Всю жизнь мне хотелось сбежать от матери. Как-то зимой (я тогда училась в пятом классе) вернулась с прогулки, стучала-звонила в дверь, но мне никто не открывал. Я тарабанила, звала-звала… В конце концов легла спать на саночках. Так и проспала под дверью, утром мать открыла вместе с незнакомым дяденькой и объяснила мне строго, что я в дверь не звонила и не стучала. Иначе они бы, конечно, услышали. Соседи потом решили написать кому следует, лишить ее родительских прав. Мать сходила к каждому, и где уговором, где угрозой разрушила эти планы. Вообще-то, я была не против жить в детдоме. Но один детдомовский мальчик в лагере на мое «Я ее ненавижу» сказал: «Я бы свою любил… Любую».
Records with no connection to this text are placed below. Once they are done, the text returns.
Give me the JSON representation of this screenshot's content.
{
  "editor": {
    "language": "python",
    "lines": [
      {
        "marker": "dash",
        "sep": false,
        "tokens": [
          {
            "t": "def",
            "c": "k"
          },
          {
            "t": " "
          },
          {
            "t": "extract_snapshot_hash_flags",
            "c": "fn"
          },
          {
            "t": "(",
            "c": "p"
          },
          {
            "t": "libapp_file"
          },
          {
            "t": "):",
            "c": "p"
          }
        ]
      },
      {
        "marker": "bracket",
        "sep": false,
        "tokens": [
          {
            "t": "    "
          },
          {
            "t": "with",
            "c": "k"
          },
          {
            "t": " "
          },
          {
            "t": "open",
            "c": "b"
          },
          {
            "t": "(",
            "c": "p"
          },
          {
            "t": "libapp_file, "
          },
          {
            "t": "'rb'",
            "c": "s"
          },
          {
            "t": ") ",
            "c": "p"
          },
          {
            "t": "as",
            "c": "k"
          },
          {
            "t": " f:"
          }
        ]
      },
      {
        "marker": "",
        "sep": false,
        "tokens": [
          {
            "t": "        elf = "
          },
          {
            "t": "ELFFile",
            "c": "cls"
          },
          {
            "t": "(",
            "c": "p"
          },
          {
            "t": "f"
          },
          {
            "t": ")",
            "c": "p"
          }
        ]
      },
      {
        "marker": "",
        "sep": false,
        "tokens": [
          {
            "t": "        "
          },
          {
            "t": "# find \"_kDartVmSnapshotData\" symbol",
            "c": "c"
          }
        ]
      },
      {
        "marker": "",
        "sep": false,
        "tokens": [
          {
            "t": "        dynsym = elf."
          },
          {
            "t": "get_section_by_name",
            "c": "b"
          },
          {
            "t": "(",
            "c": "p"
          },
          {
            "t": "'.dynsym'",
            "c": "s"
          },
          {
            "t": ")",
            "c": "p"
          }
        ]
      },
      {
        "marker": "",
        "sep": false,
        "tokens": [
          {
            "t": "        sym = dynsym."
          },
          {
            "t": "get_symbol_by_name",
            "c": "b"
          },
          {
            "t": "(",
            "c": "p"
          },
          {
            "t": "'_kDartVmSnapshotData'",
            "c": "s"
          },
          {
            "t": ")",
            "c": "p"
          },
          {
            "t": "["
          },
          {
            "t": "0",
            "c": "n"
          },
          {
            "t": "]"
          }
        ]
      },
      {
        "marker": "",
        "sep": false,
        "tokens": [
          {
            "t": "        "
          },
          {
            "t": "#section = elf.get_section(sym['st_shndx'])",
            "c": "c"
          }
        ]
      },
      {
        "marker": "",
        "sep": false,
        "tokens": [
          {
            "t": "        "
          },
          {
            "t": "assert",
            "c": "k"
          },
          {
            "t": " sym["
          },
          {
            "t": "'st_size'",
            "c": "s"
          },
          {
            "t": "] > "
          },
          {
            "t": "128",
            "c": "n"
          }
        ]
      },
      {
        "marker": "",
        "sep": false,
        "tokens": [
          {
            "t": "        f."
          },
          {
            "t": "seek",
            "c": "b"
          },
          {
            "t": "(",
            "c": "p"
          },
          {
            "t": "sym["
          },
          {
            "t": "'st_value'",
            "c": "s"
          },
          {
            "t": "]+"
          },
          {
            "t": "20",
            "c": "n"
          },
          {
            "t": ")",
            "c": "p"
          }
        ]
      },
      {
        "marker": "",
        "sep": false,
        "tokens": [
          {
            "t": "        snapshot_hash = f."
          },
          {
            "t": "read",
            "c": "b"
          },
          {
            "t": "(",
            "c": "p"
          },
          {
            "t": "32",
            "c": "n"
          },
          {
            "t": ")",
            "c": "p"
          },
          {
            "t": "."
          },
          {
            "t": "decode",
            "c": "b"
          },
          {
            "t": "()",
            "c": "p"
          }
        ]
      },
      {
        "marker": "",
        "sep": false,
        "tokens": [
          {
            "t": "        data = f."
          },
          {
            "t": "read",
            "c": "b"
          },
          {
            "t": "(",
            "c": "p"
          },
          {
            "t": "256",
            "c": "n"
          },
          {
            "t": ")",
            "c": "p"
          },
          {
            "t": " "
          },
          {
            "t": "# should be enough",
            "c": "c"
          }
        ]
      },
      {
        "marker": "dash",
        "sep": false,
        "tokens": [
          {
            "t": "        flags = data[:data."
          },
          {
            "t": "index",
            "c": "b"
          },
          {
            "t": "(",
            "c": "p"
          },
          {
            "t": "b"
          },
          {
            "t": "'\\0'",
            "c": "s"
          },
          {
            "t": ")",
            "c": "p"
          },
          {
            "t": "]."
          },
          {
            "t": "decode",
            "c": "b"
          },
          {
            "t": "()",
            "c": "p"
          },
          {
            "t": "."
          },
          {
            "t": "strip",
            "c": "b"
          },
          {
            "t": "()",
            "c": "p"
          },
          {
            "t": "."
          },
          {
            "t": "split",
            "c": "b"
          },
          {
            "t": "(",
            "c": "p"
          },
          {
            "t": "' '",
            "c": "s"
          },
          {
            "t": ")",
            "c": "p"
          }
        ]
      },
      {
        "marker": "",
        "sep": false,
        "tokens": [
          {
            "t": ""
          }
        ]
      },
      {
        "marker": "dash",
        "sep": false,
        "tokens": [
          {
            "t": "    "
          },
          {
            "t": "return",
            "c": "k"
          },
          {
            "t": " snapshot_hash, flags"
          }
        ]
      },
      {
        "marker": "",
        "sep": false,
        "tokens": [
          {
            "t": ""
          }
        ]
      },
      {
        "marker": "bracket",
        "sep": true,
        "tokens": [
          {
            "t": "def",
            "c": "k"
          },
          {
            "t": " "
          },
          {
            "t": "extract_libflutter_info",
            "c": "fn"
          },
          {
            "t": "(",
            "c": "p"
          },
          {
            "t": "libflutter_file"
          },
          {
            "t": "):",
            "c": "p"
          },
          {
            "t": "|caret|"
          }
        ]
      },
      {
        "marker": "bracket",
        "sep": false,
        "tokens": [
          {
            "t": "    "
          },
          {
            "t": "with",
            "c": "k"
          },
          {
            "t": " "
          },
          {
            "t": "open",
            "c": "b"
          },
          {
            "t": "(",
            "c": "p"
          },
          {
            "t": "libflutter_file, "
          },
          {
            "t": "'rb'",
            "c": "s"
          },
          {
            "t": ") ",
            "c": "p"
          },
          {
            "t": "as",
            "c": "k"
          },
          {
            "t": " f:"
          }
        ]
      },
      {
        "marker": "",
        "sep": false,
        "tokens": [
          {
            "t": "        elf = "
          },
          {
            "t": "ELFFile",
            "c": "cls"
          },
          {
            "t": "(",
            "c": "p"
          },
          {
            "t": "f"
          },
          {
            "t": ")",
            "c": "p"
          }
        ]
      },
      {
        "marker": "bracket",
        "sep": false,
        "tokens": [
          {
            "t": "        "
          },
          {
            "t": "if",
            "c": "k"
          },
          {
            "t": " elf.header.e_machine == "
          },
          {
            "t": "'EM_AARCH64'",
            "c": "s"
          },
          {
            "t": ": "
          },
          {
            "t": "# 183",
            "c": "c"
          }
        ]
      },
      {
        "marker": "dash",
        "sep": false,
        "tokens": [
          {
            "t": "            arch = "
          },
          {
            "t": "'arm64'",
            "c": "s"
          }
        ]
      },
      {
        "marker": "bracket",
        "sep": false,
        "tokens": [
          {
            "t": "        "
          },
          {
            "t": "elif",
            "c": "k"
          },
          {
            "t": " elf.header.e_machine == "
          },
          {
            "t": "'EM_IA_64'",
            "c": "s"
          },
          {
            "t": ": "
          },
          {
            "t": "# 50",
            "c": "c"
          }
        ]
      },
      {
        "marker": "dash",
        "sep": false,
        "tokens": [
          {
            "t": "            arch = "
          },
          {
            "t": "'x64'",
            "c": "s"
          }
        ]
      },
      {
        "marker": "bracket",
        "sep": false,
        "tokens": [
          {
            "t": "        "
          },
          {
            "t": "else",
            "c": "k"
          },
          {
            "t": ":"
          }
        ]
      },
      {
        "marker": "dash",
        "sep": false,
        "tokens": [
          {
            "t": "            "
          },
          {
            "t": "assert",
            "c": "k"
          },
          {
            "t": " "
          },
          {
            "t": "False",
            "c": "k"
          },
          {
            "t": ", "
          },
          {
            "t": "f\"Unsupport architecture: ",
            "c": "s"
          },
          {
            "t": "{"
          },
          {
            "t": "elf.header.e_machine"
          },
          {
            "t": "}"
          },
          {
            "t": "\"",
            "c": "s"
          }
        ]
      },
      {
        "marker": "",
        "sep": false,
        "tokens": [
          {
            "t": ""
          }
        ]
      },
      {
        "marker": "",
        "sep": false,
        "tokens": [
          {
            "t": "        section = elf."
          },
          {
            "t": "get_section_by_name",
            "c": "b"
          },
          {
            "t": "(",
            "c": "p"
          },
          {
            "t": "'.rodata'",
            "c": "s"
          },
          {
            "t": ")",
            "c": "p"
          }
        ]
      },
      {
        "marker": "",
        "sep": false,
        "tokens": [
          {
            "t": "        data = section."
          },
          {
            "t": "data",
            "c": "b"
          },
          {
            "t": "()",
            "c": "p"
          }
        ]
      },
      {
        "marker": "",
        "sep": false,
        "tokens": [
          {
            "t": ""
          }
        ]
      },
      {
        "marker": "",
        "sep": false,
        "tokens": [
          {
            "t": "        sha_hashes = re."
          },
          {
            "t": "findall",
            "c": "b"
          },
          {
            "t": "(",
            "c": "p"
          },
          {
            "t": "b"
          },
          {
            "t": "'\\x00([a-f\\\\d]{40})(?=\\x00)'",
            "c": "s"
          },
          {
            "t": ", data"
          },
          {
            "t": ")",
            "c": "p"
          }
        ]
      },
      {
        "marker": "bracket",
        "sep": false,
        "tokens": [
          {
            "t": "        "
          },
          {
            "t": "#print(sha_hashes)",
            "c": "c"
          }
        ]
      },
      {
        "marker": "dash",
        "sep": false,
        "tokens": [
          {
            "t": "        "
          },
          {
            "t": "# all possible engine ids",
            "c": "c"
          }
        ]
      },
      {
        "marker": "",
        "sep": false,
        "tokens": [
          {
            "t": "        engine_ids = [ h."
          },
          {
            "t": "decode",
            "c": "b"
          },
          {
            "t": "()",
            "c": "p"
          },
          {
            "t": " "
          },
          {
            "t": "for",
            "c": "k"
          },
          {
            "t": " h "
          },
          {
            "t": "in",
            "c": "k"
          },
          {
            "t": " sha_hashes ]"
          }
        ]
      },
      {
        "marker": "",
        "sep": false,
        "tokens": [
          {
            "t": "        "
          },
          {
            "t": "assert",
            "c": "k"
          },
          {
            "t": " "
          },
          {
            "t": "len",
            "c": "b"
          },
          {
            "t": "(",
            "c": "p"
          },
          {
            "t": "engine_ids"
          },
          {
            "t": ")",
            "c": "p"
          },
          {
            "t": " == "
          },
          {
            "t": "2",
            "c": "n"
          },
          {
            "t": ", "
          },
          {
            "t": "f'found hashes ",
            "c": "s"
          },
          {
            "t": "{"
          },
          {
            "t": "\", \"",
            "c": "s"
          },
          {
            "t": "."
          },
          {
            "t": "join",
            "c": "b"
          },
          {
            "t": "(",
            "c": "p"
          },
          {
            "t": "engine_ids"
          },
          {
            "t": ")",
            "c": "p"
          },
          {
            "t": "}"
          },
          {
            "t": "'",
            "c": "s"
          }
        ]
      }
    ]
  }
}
Однажды (я уже окончила универ, работала на радиостанции) я перестала общаться с матерью совсем. После того как она написала письмо мужчине, с которым у меня завязывались отношения. «Не губите мою дочь…» Мать на письме любила изъясняться высоким штилем. В каком-то смысле ее можно понять: мужчина был женат и ничем хорошим, ясно, не кончилось бы. Но, бог мой, нельзя же так вламываться в личную жизнь. Да сколько можно, черт побери! Не общались мы больше года. И мать узнавала, что дочь жива-здорова, включая радио.
Примирение было феноменальным. Мне позвонили, сказали, чтобы срочно ехала домой. Приехав, я увидела в своей комнате священника в полном, так сказать, парадном облачении.
– Что это за цирк? – от неожиданности ляпнула я.
– Ага, цирк уехал – клоуны остались! – весело отрапортовал отец Дионисий.
Батюшка оказался с юмором. Мать выглядывала из-за его спины испуганной девочкой. Захотелось ее обнять…
Вчера, когда я укладывала ее спать, она вдруг без подсказок назвала меня по имени и, глядя мне в глаза, говорила с тихой нежностью одно только слово: люблю. Много раз, только одно это слово, которое никогда раньше не говорила. Я увидела идущий откуда-то из глубины глаз – свет. Такой нежный-нежный свет. Такой ясный-ясный взгляд. Закусив губу, я отвернулась, чтобы не пролились слезы. Точно ангел прорезал сознание…
– Вот смотри, мамуль, твои посыпушки любимые принесла. И – сгущенку. Чайку заварим?